Sat, Mar 16, 2013 : 12:05 a.m.

I notice that the "French" subdivision off Zeeb Road has escaped the reach of these thefts. Maybe the burglaries committed there not so long ago helped wisen them up. When I noticed that a car was broken into on Pear Street, my first thought was that bags of food from the food pantry on Taylor Street were taken. The others appear to be mostly from business parking lots or those of apartments/townhouses/condominiums. It took boldness to break into a car on Sagebrush Circle, but perhaps that was done at night.


Fri, Mar 15, 2013 : 5:45 p.m.

That's a really large number of blue flags indicating car robberies. It sure would be nice to have enough police to actually prevent crime as opposed to just report on it. I'm sure the mayor is pleased that we report on crime so efficiently.


Fri, Mar 15, 2013 : 9:12 p.m.

Are you shocked, considering that there are 2.28 cars per household in the United States?
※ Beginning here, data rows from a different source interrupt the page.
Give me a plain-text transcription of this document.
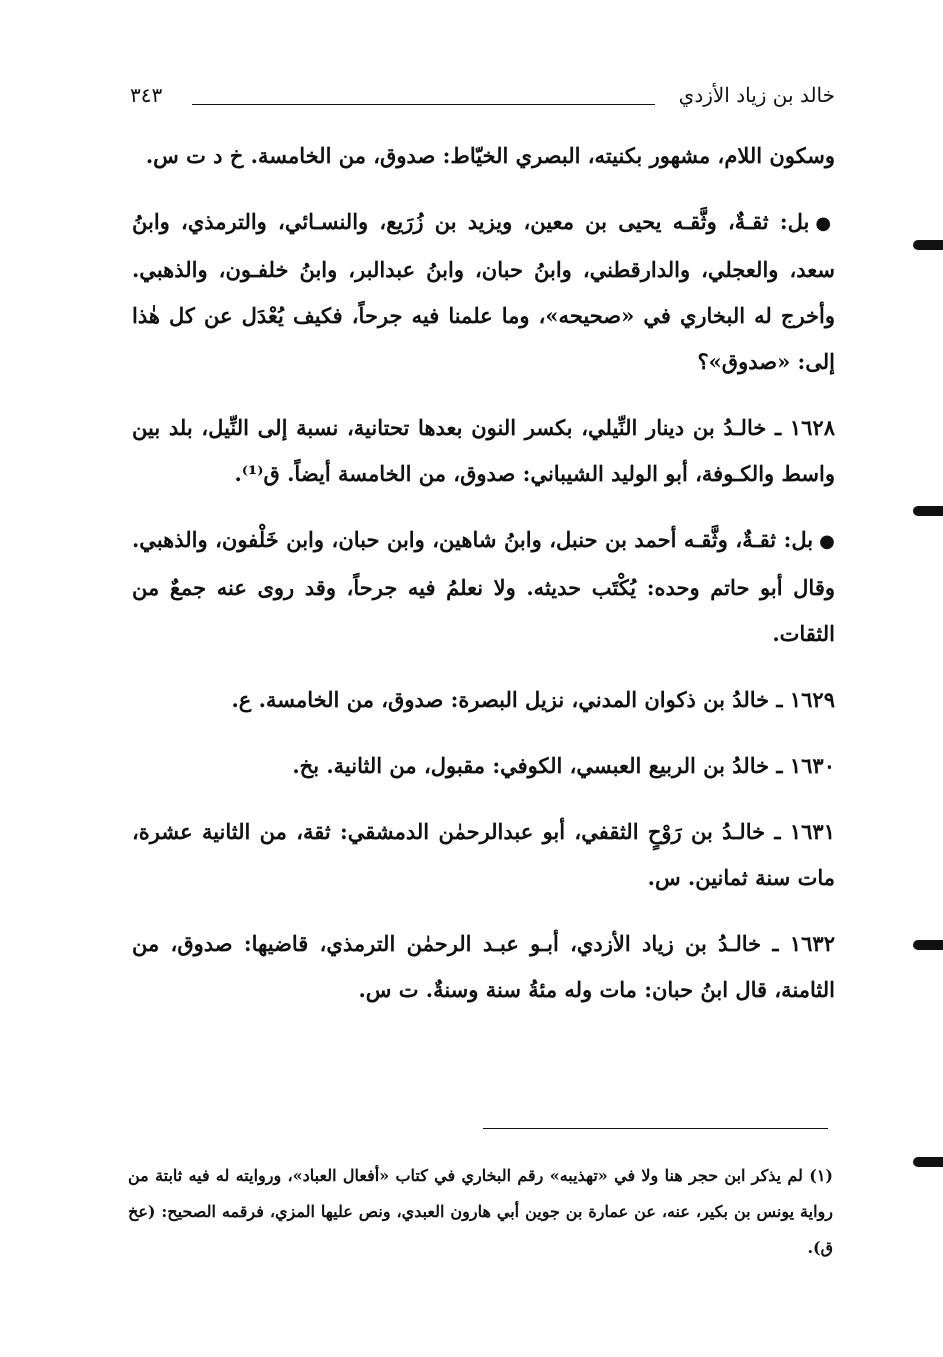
خالد بن زياد الأزدي
٣٤٣

وسكون اللام، مشهور بكنيته، البصري الخيّاط: صدوق، من الخامسة. خ د ت س.

●بل: ثقـةٌ، وثَّقـه يحيى بن معين، ويزيد بن زُرَيع، والنسـائي، والترمذي، وابنُ سعد، والعجلي، والدارقطني، وابنُ حبان، وابنُ عبدالبر، وابنُ خلفـون، والذهبي. وأخرج له البخاري في «صحيحه»، وما علمنا فيه جرحاً، فكيف يُعْدَل عن كل هٰذا إلى: «صدوق»؟

١٦٢٨ ـ خالـدُ بن دينار النِّيلي، بكسر النون بعدها تحتانية، نسبة إلى النِّيل، بلد بين واسط والكـوفة، أبو الوليد الشيباني: صدوق، من الخامسة أيضاً. ق⁽¹⁾.

●بل: ثقـةٌ، وثَّقـه أحمد بن حنبل، وابنُ شاهين، وابن حبان، وابن خَلْفون، والذهبي. وقال أبو حاتم وحده: يُكْتَب حديثه. ولا نعلمُ فيه جرحاً، وقد روى عنه جمعٌ من الثقات.

١٦٢٩ ـ خالدُ بن ذكوان المدني، نزيل البصرة: صدوق، من الخامسة. ع.

١٦٣٠ ـ خالدُ بن الربيع العبسي، الكوفي: مقبول، من الثانية. بخ.

١٦٣١ ـ خالـدُ بن رَوْحٍ الثقفي، أبو عبدالرحمٰن الدمشقي: ثقة، من الثانية عشرة، مات سنة ثمانين. س.

١٦٣٢ ـ خالـدُ بن زياد الأزدي، أبـو عبـد الرحمٰن الترمذي، قاضيها: صدوق، من الثامنة، قال ابنُ حبان: مات وله مئةُ سنة وسنةٌ. ت س.

(١) لم يذكر ابن حجر هنا ولا في «تهذيبه» رقم البخاري في كتاب «أفعال العباد»، وروايته له فيه ثابتة من رواية يونس بن بكير، عنه، عن عمارة بن جوين أبي هارون العبدي، ونص عليها المزي، فرقمه الصحيح: (عخ ق).
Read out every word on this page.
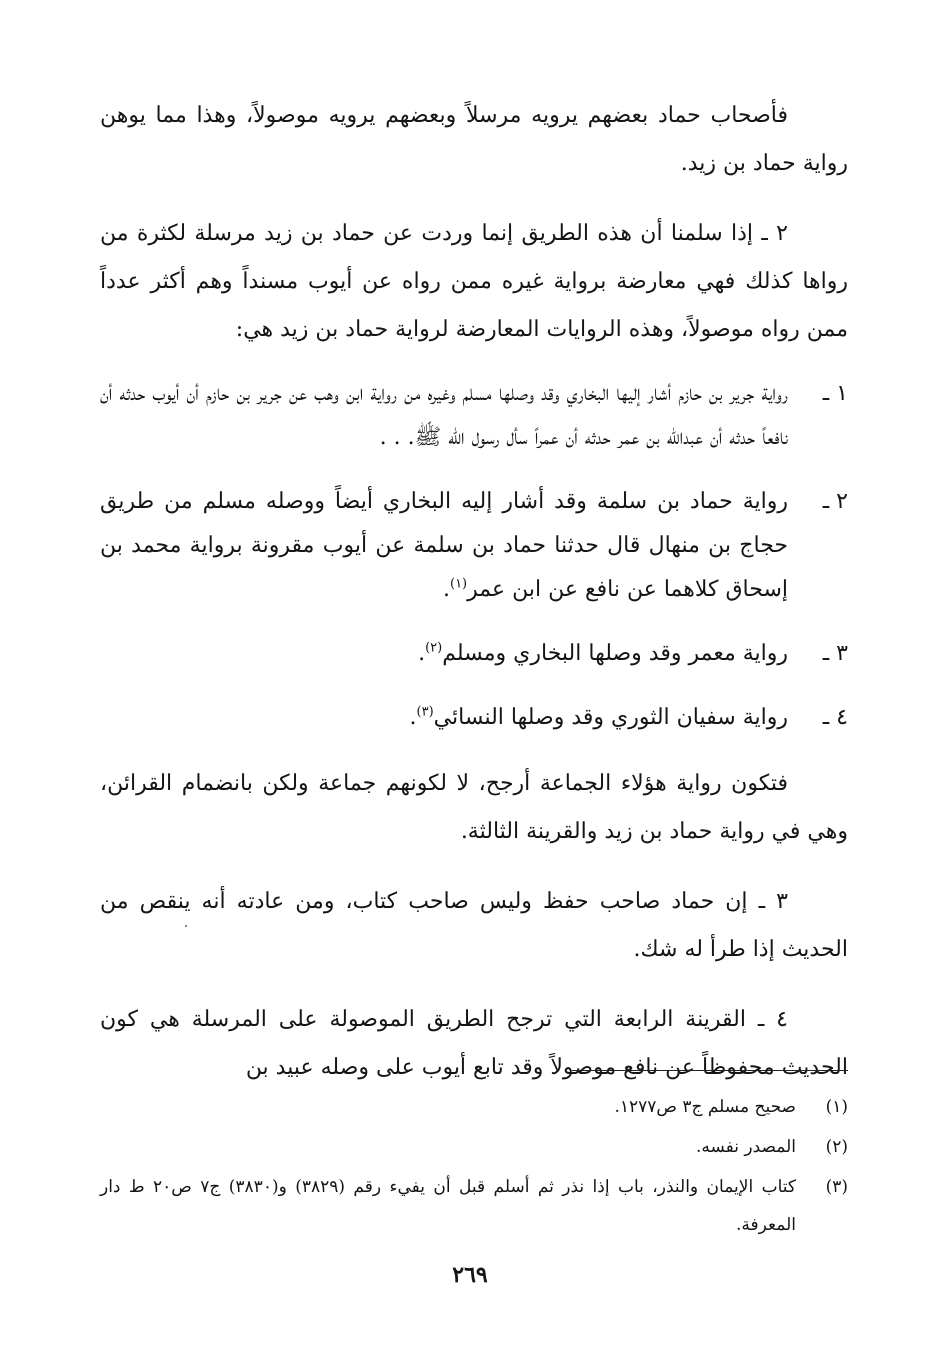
فأصحاب حماد بعضهم يرويه مرسلاً وبعضهم يرويه موصولاً، وهذا مما يوهن رواية حماد بن زيد.

٢ ـ إذا سلمنا أن هذه الطريق إنما وردت عن حماد بن زيد مرسلة لكثرة من رواها كذلك فهي معارضة برواية غيره ممن رواه عن أيوب مسنداً وهم أكثر عدداً ممن رواه موصولاً، وهذه الروايات المعارضة لرواية حماد بن زيد هي:

١ ـ
رواية جرير بن حازم أشار إليها البخاري وقد وصلها مسلم وغيره من رواية ابن وهب عن جرير بن حازم أن أيوب حدثه أن نافعاً حدثه أن عبدالله بن عمر حدثه أن عمراً سأل رسول الله ﷺ. . .
٢ ـ
رواية حماد بن سلمة وقد أشار إليه البخاري أيضاً ووصله مسلم من طريق حجاج بن منهال قال حدثنا حماد بن سلمة عن أيوب مقرونة برواية محمد بن إسحاق كلاهما عن نافع عن ابن عمر$^{(١)}$.
٣ ـ
رواية معمر وقد وصلها البخاري ومسلم$^{(٢)}$.
٤ ـ
رواية سفيان الثوري وقد وصلها النسائي$^{(٣)}$.

فتكون رواية هؤلاء الجماعة أرجح، لا لكونهم جماعة ولكن بانضمام القرائن، وهي في رواية حماد بن زيد والقرينة الثالثة.

٣ ـ إن حماد صاحب حفظ وليس صاحب كتاب، ومن عادته أنه ينقص من الحديث إذا طرأ له شك.

٤ ـ القرينة الرابعة التي ترجح الطريق الموصولة على المرسلة هي كون الحديث محفوظاً عن نافع موصولاً وقد تابع أيوب على وصله عبيد بن

(١)
صحيح مسلم ج٣ ص١٢٧٧.
(٢)
المصدر نفسه.
(٣)
كتاب الإيمان والنذر، باب إذا نذر ثم أسلم قبل أن يفيء رقم (٣٨٢٩) و(٣٨٣٠) ج٧ ص٢٠ ط دار المعرفة.
٢٦٩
How many police exactly should be patrolling? Get a grip man.


Fri, Mar 15, 2013 : 8:18 p.m.

How much is enough police to "actually prevent crime?"


Fri, Mar 15, 2013 : 5:25 p.m.

Because windows are being smashed to take high value items.....I'm going to say this is career criminal behavior...not some kids "car shopping." Kids look for unlocked doors in order to steal....they don't smash windows. If they do...they smash the window for the sake of smashing the window. Remember to do more than just lock your car doors....put valuables OUT OF SIGHT too. Hide your stuff inside the center console, the glove box, under the seat, or any storage place that has a lid or cover to it.

Bertha Venation

Fri, Mar 15, 2013 : 6:20 p.m.

Yes Billy. Good common sense. Also, when I lived in the big city, we were taught that when you put something in your trunk in a public place, to move your car, just in case people are watching.